A tale orientamento cerca, tuttavia, di opporsi l'esistenzialismo che rimarca l'irriducibilità dell'uomo ad una semplice “cosa”, in quanto dotato di consapevolezza ed anelito alla libertà.
Per l'esistenzialismo l'uomo non può fare a meno di confrontarsi con la ineluttabilità della morte e con il relativo sentimento di angoscia.
Per Heidegger solo il costante confronto con la morte può salvare l'uomo da una esistenza banale, convenzionale, insignificante, omologata all'opinione comune, priva di reale consapevolezza.
Nell'ottica del pensiero neghentropico la morte coincide con l'azzeramento della Energia Metabolica (EM). Tuttavia ogni essere vivente cosciente possiede anche un Potenziale Neghentropico (PN) strettamente legato alla realizzazione della singolarità, delle proprie qualità trascendenti.
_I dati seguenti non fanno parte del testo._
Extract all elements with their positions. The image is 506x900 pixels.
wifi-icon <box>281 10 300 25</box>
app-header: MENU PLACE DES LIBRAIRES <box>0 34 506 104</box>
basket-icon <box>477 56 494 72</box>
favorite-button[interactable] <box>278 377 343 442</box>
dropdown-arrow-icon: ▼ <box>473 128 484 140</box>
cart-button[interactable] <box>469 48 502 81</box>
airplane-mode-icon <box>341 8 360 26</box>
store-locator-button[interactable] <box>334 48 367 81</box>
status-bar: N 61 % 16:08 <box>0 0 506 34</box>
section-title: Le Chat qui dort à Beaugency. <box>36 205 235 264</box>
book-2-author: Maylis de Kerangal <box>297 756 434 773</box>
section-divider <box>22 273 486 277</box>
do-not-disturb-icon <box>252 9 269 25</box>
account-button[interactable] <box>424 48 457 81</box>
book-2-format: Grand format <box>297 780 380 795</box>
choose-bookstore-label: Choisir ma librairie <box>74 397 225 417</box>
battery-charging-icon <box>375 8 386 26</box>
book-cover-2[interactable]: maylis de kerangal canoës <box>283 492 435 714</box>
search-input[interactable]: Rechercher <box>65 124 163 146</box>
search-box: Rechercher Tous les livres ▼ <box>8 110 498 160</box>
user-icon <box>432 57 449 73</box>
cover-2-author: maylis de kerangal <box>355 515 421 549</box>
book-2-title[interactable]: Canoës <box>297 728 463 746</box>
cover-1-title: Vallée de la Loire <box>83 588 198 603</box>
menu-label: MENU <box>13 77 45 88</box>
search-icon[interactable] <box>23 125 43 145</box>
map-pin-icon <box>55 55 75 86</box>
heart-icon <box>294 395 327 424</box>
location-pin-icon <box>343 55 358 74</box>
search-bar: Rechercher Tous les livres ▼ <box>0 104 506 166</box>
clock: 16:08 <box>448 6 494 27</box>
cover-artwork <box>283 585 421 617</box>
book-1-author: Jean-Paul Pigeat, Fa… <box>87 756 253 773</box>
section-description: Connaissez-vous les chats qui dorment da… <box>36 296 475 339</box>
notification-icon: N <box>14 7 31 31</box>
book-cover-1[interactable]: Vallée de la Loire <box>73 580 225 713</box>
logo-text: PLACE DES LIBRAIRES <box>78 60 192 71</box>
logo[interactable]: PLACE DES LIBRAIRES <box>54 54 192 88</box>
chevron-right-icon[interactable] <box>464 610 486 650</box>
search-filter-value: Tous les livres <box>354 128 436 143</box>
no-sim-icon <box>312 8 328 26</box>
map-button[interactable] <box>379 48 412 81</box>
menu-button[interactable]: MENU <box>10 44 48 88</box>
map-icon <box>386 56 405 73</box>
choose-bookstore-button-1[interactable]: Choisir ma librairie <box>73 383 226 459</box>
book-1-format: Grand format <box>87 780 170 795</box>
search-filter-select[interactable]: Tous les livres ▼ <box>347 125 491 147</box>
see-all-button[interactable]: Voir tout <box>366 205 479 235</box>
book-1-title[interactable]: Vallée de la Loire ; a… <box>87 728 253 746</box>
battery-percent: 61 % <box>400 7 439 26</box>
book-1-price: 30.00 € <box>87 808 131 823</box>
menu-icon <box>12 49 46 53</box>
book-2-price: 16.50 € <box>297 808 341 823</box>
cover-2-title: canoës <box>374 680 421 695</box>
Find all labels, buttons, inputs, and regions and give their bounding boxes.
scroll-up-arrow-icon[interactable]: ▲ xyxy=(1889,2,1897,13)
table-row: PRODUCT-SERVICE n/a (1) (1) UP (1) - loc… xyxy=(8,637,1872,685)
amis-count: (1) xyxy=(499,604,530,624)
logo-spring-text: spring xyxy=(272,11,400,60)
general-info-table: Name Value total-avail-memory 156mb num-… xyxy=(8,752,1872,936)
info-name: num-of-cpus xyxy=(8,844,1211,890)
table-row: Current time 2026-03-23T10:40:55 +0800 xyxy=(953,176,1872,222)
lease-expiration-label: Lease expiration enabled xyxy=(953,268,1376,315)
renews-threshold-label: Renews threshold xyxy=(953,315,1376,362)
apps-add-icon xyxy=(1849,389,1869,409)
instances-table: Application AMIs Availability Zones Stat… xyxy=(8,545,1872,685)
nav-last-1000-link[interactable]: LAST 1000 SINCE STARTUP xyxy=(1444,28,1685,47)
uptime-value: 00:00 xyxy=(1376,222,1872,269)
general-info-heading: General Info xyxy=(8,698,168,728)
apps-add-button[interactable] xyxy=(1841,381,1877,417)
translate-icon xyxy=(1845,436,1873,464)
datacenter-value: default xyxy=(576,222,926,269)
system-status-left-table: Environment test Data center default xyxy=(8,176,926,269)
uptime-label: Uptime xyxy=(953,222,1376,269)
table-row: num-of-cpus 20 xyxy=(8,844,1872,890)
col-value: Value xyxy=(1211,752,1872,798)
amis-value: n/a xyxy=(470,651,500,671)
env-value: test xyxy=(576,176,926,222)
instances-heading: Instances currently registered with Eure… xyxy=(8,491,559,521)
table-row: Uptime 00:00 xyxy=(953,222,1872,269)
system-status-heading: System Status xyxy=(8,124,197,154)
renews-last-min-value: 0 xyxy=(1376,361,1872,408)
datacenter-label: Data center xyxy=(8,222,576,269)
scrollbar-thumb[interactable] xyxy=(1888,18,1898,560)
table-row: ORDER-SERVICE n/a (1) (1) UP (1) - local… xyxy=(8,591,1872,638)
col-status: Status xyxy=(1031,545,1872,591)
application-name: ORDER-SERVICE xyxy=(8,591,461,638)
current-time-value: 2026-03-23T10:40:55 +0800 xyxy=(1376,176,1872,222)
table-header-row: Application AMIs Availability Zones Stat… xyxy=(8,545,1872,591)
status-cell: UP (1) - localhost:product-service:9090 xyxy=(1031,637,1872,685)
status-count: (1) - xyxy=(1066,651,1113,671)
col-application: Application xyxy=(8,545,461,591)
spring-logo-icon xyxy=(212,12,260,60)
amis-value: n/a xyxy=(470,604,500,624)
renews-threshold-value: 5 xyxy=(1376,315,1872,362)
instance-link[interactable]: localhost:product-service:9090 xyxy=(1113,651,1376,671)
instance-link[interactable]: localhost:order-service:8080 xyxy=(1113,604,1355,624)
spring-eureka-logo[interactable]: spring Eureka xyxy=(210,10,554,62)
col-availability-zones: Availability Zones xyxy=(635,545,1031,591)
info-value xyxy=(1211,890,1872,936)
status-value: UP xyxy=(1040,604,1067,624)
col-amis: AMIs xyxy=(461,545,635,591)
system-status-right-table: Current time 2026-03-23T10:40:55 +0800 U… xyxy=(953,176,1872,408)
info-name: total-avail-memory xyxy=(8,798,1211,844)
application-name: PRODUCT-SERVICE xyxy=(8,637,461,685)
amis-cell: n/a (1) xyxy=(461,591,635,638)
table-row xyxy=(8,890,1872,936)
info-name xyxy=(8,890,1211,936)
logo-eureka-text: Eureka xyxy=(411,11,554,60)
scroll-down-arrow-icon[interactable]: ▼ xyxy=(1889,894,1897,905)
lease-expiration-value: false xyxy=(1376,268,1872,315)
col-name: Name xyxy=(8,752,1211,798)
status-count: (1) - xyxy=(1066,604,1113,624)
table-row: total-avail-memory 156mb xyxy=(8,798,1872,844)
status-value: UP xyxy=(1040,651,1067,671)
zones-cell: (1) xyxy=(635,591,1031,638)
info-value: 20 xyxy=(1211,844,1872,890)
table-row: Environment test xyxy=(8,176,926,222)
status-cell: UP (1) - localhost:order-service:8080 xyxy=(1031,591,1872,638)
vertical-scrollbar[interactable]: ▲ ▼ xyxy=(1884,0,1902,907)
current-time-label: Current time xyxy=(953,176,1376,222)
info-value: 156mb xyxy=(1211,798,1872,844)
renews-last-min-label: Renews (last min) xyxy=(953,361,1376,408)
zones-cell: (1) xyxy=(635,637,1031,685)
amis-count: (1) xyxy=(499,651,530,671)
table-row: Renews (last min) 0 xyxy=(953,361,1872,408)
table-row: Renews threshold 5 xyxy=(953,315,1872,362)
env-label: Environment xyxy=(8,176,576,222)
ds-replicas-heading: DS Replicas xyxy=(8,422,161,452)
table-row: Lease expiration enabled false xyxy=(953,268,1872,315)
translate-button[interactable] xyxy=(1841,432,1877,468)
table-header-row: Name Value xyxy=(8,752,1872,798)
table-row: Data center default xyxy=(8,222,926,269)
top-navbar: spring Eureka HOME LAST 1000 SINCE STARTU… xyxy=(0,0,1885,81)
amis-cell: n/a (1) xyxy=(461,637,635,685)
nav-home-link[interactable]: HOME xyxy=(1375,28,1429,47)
Il PN è scambio di informazione con l'Ordine Implicito e, proprio in quanto tale, può imprimere l'immagine della singolarità individuale nella matrice eterna trascendentale.
Quindi, per qualsiasi essere vivente che abbia riconosciuto e realizzato la propria singolarità, anche grazie all'Amore Assoluto, la Morte, intesa come scomparsa totale dell'individuo dall'universo, non esiste.
Infatti, imprimere la propria immagine trascendente nella matrice alocale e atemporale, significa soprattutto assicurarsi una eterna rinascita. Questo perché l'autocoscienza riflessa dell'Essere, dalla quale deriva ogni universo sensibile, consentirà alla nostra essenza impressa nell'Ordine Implicito di rinascere nella perenne creazione della realtà fenomenica.
Quindi non importa chi siamo stati né chi o cosa abbiamo amato né da chi siamo stati amati. Ciò che importa è aver incontrato, almeno una volta nell'arco della nostra esistenza, l'Amore Assoluto; quello Stato di Grazia che consente alla nostra “immagine” di imprimersi nell'infinita informazione dell'Ordine Implicito e nell'eterno ciclo di rinascita degli infiniti universi sensibili.